Sernik z mlekiem w proszku II

Oj, chodził za mną sernik, chodził… już od dwóch tygodni miałam na niego ochotę… w planie był jakiś z owocami, bo sezon owocowy w pełni, ale … nie będę się powtarzać, że ulegałam zachciankom i protestom innych… ale przyszedł czas na sernik.
Owoców akurat pod ręką nie miałam, jako że zostały przerobione na soki, więc padło na sernik z mlekiem w proszku.
Sernik upiekłam z sera wiaderkowego z Trzebowniska, który jest „czystym” zmielonym twarogiem, czyli bez żadnych dodatków,
Polecam też Sernik z mlekiem w proszku .

Składniki /forma 24×36 cm/

1 kg sera sernikowego
6 jajek
1 szklanka cukru
1,5 szklanki mleka w proszku
3/4 szklanki oleju
2 budynie śmietankowe lub waniliowe
1,5 szklanki zimnego mleka
cukier waniliowy
szczypta soli

duża paczka herbatników kakaowych
opcjonalnie – rodzynki, żurawina

Polewa

ciemna – 100 g czekolady mlecznej i 100 ml śmietanki 30%
jasna – 50 g czekolady białej i 35-40 ml śmietanki 30%


Wykonanie

Formę /blachę/ wyłożyć papierem do pieczenia, na dno dać warstwę herbatników.
Piekarnik nagrzać, ustawiając temperaturę na 170 st. C /grzanie góra-dół/.

Do miski miksera włożyć ser, żółtka, cukier waniliowy i proszek budyniowy i zmiksować na gładką masę. Miksując nadal dolewać powoli olej, a kiedy już olej połączy się z masą serową porcjami wsypywać mleko w proszku i dalej miksować na gładką masę.

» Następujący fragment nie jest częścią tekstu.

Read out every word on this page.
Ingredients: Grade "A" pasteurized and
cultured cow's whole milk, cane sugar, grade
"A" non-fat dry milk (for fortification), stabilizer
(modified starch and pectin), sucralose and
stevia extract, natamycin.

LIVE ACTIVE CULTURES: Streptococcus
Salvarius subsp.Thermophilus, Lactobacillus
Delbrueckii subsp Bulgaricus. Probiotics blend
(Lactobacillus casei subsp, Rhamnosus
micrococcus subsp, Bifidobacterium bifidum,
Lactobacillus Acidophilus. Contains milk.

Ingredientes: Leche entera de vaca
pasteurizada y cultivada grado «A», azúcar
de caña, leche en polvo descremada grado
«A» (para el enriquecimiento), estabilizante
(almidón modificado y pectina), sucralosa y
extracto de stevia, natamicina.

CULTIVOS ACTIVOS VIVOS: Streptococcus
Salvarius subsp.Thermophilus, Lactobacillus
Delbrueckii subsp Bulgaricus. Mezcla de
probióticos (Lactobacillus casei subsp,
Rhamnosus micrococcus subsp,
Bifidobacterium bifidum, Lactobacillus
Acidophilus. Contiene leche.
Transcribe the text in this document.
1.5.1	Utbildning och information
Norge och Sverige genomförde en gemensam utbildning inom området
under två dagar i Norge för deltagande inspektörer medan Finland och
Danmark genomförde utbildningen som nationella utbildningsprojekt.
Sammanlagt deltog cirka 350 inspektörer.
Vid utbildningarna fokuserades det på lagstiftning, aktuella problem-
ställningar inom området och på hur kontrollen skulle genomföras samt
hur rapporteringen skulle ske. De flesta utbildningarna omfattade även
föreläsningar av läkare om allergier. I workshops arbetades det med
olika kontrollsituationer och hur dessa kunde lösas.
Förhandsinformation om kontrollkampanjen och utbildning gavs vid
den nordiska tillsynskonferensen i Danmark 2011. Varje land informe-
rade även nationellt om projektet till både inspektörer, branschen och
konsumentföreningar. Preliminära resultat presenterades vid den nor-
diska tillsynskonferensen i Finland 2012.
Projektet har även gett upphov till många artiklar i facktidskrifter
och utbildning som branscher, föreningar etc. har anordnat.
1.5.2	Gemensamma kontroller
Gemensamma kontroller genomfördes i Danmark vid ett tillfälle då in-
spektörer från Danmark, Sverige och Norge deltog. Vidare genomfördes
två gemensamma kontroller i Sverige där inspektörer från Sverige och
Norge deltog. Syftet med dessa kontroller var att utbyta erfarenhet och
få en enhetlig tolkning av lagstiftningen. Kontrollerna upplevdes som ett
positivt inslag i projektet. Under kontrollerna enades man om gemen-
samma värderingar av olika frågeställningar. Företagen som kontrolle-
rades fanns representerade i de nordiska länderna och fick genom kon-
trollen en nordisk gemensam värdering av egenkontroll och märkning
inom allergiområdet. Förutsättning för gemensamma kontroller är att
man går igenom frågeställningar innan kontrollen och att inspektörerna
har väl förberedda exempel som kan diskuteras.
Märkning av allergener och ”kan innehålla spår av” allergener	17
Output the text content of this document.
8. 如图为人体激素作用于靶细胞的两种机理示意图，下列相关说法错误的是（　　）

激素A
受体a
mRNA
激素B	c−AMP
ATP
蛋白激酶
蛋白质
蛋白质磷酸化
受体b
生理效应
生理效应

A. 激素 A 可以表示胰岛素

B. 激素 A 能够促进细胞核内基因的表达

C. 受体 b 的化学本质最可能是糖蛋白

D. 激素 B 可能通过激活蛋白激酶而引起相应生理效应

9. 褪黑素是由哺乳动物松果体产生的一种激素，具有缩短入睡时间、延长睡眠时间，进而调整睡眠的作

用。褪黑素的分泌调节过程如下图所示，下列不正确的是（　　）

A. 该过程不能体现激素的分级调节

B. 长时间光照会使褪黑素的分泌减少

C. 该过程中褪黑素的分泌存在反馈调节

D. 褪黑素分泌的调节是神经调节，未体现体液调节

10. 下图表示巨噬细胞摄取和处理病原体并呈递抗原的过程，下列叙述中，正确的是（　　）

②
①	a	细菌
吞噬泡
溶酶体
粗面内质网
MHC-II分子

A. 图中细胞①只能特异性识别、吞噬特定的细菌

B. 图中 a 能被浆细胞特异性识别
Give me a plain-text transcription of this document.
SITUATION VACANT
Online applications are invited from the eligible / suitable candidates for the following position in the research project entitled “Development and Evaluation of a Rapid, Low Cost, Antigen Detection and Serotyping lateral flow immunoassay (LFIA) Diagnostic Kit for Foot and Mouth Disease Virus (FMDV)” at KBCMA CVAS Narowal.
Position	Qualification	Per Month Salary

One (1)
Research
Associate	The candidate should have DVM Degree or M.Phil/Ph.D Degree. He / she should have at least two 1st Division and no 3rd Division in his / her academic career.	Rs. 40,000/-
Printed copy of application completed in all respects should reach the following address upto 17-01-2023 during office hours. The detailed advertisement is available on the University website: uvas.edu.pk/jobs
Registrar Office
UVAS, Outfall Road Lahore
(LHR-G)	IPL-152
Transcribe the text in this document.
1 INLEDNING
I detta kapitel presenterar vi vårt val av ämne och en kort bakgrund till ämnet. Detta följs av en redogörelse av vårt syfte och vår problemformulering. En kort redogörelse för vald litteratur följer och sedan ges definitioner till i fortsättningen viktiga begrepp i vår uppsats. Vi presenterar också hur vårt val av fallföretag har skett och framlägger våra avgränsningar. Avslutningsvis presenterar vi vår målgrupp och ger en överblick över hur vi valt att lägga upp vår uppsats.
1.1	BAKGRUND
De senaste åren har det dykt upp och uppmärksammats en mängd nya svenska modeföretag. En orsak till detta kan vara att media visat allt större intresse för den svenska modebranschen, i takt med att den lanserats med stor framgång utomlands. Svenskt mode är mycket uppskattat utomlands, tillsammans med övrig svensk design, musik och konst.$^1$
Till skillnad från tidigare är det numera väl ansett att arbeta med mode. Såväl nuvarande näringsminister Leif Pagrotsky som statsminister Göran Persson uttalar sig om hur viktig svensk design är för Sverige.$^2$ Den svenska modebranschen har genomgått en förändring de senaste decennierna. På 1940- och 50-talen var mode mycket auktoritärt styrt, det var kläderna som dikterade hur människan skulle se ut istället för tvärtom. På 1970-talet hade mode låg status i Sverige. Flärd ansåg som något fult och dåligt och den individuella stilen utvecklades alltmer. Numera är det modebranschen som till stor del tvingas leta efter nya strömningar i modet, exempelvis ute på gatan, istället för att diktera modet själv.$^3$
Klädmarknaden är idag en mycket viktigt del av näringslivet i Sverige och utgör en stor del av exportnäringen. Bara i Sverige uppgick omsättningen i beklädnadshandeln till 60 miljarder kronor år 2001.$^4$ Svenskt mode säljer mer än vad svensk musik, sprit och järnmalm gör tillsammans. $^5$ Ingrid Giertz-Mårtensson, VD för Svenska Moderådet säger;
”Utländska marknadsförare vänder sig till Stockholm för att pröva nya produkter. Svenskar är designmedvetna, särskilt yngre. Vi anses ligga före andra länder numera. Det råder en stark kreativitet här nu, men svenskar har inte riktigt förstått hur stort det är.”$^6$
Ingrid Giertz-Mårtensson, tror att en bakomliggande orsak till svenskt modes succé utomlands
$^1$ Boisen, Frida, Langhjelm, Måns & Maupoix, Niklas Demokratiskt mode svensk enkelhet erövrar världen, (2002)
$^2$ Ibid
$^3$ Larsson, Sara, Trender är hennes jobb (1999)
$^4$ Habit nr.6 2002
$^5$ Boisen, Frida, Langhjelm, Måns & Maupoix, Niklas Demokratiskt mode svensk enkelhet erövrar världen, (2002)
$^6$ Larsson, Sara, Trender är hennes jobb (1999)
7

W drugiej misie ubić białka ze szczyptą soli i kiedy już zbieleją i się spienią, dodawać porcjami cukier, cały czas miksując, aż piana zrobi się sztywna i lśniąca.
Do masy serowej dodawać teraz stopniowo i na przemian po trochę mleka i piany z białek, mieszając delikatnie już łyżką/szpatułką.
Masę serową wyłożyć na herbatniki w przygotowanej już formie.

Blachę wstawić na II poziom nagrzanego już piekarnika /170 st.C/ i piec łącznie przez 60 minut, przy czym gdy tylko wyrośnie zmniejszyć grzanie do 150 st. C /mniej więcej po 20-30 min./. Po upływie czasu /łącznie ok. 60 min./ wyłączyć piekarnik, pozostawiając jednak w nim sernik do całkowitego ostudzenia, przy lekko uchylonych drzwiczkach /włożyć drewnianą łyżkę między drzwiczki/.

Ostudzony sernik polać polewą ciemną i jasną, robiąc ozdobne esy-floresy, po czym włożyć na noc do lodówki /bez przykrycia/.

Polewa
Czekoladę połamać, dodać śmietankę, rozpuścić w kąpieli wodnej, wymieszać wszystko na gładką polewę, przestudzić i wylać na zimny sernik.